Questions over the benefits
The limitations of accelerated drug approval were also highlighted by Kristina Jenei, a researcher from the School of Population and Public Health at the University of British Columbia in Vancouver, Canada. In a commentary published in JAMA, Jenei argued that shorter approval times create greater uncertainty about a treatment’s real benefits, exposing patients to additional risks, such as drug toxicity.
This is exacerbated, says Jenei, by inefficiencies in follow-up studies and postmarketing confirmation of clinical benefits. The scientist also warns of what she says is an underappreciated challenge imposed by FDA procedures. “The increased speed of approval in the USA combined with inconsistent follow-up of postmarketing studies lowers global testing standards,” she wrote.

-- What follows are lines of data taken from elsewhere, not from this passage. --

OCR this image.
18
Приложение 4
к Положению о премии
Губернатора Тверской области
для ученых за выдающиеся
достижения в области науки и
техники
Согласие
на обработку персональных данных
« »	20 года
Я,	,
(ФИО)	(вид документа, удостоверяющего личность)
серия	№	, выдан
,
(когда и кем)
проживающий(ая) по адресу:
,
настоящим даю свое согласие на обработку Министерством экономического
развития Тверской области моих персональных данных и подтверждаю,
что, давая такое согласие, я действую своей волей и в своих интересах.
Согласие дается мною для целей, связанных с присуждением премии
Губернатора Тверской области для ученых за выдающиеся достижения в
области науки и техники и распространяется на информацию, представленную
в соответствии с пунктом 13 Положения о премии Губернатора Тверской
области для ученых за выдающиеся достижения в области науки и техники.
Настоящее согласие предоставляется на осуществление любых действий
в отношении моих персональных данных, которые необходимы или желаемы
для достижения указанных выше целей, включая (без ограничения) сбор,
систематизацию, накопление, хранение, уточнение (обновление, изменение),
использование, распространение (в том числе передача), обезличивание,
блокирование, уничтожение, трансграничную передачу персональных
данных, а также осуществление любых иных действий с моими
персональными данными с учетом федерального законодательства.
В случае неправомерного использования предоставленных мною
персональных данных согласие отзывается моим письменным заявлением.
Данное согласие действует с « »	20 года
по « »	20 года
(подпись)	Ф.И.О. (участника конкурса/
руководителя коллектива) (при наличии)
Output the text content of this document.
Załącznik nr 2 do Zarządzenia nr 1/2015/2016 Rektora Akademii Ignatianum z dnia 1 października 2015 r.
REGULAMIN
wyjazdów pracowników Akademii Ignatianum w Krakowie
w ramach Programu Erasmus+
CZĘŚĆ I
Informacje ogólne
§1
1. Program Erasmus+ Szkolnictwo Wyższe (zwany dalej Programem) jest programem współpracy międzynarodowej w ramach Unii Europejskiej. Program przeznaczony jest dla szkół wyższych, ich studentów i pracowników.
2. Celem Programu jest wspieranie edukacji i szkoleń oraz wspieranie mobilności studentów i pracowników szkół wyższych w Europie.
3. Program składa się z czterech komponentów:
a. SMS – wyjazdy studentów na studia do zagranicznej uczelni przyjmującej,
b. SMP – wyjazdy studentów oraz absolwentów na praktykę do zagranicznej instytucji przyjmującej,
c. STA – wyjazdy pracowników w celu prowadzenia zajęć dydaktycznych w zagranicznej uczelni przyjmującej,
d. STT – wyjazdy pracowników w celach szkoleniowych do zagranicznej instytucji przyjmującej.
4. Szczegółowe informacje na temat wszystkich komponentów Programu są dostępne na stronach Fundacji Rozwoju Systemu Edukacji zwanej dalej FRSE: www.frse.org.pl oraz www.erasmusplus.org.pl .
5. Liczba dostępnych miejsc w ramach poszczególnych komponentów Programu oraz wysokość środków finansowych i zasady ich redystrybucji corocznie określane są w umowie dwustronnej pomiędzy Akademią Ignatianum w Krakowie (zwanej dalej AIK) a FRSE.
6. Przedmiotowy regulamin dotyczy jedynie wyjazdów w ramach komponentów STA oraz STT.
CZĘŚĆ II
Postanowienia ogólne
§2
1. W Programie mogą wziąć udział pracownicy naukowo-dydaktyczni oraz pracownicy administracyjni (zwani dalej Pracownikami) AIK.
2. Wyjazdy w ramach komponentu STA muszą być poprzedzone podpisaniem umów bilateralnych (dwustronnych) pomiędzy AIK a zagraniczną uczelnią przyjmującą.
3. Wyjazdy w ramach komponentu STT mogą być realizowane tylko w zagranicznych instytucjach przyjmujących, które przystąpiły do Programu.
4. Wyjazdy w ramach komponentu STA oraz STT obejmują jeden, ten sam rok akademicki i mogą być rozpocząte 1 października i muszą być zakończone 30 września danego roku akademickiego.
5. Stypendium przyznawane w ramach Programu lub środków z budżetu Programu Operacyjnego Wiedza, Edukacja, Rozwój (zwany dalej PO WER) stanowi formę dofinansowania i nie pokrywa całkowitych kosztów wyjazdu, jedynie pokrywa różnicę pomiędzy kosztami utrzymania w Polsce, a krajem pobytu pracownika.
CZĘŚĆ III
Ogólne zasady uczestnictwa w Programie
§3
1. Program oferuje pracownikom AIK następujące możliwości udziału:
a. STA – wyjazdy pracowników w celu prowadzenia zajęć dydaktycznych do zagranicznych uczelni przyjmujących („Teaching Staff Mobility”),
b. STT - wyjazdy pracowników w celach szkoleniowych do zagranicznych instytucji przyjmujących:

Finally, Jenei points out that the USA is the largest pharmaceutical market in the world and is therefore prioritized by manufacturers as part of their pricing strategy. In fact, 72% of companies submitted drug-approval applications to the FDA before submitting them to the EMA.
“This approach might demonstrate a corporate tactic to launch drugs in countries willing to pay higher prices, which in turn increases prices globally. Other countries must then negotiate with drug prices that were designed for the US market,” said Jenei.